En zengin yüzde 10 dünyada üretilen gelirin yüzde 55'ini alıyor.
En yoksullar ise yüzde 8'ini...
Peki en zengin kesimin yüzde 90'ı nerede yaşıyor?
Batı'da...
Onlar ne diyor?
"Dengesiz servet birikimi ve gelir adaletsizliği dünyayı felakete sürüklüyor."
Böyle genel ifadelere bayılır zengin Batılılar...
"Biz, dünyayı felakete doğru götürüyoruz" diyecek değiller ya!
Ama bu genellemeler bir tür büyü işlevi görüyor; büyüleniyoruz.
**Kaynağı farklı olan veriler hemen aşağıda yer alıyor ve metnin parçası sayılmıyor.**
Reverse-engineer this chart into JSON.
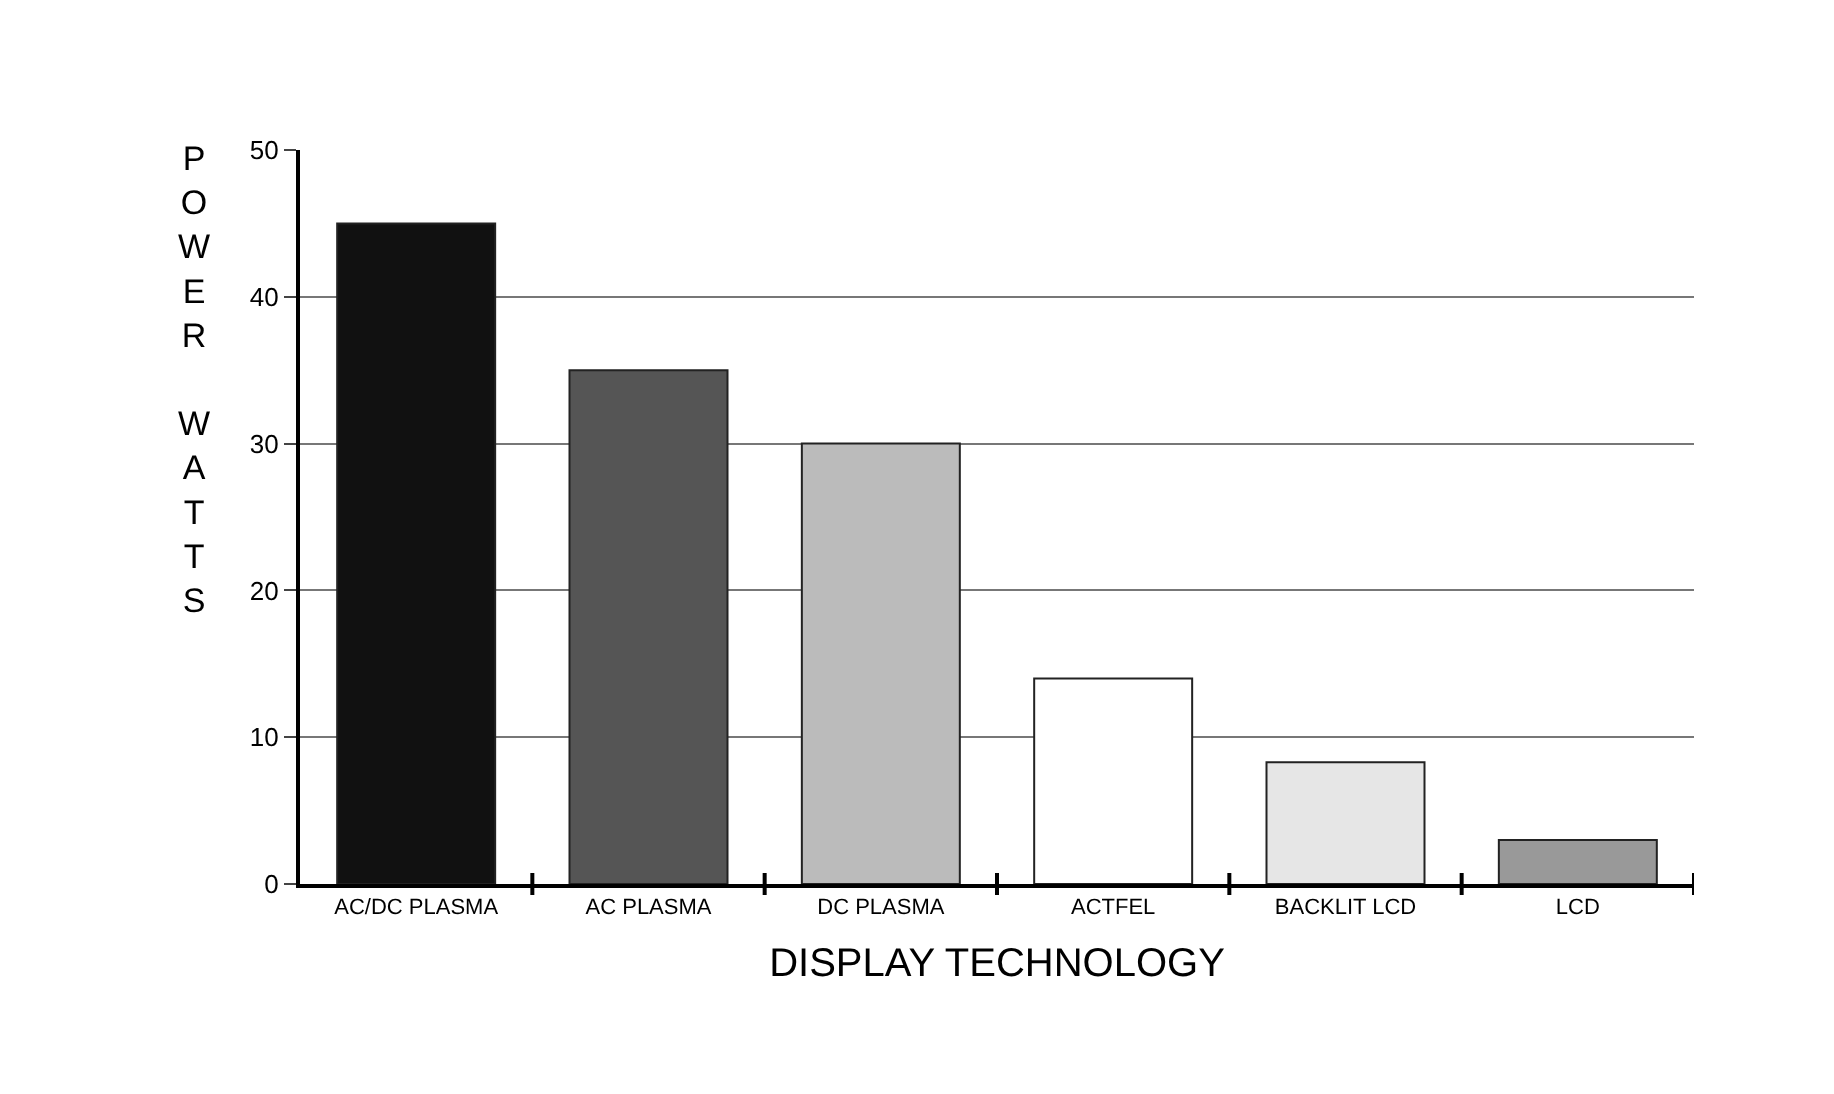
{
  "chart_data": {
    "type": "bar",
    "xlabel": "DISPLAY TECHNOLOGY",
    "ylabel": "POWER WATTS",
    "categories": [
      "AC/DC PLASMA",
      "AC PLASMA",
      "DC PLASMA",
      "ACTFEL",
      "BACKLIT LCD",
      "LCD"
    ],
    "values": [
      45,
      35,
      30,
      14,
      8.3,
      3
    ],
    "colors": [
      "#111111",
      "#555555",
      "#bbbbbb",
      "#ffffff",
      "#e6e6e6",
      "#999999"
    ],
    "ylim": [
      0,
      50
    ],
    "yticks": [
      0,
      10,
      20,
      30,
      40,
      50
    ],
    "grid": "y",
    "legend": false
  }
}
Şu adaletsiz dünya sistemi bilmediğimiz bir kaynaktan her yere sızıyormuş gibi düşünmeye başlarız.
Meselenin esas sıkıntılı yanı burasıdır.
***
Şimdi "kırmızı et üretim ve tüketimi yeryüzünün geleceğini tehdit ediyor" diye tutturdular...
Çünkü kafalarında yeni bir dünya tasarımı var, ona göre ekonomiyi dizayn edecekler.
Ama öyle bir propaganda yapıyorlar ki...
Sanırsınız...
Malezya'dan Türkiye'ye kadar insanlar sabah akşam et yiyorlar.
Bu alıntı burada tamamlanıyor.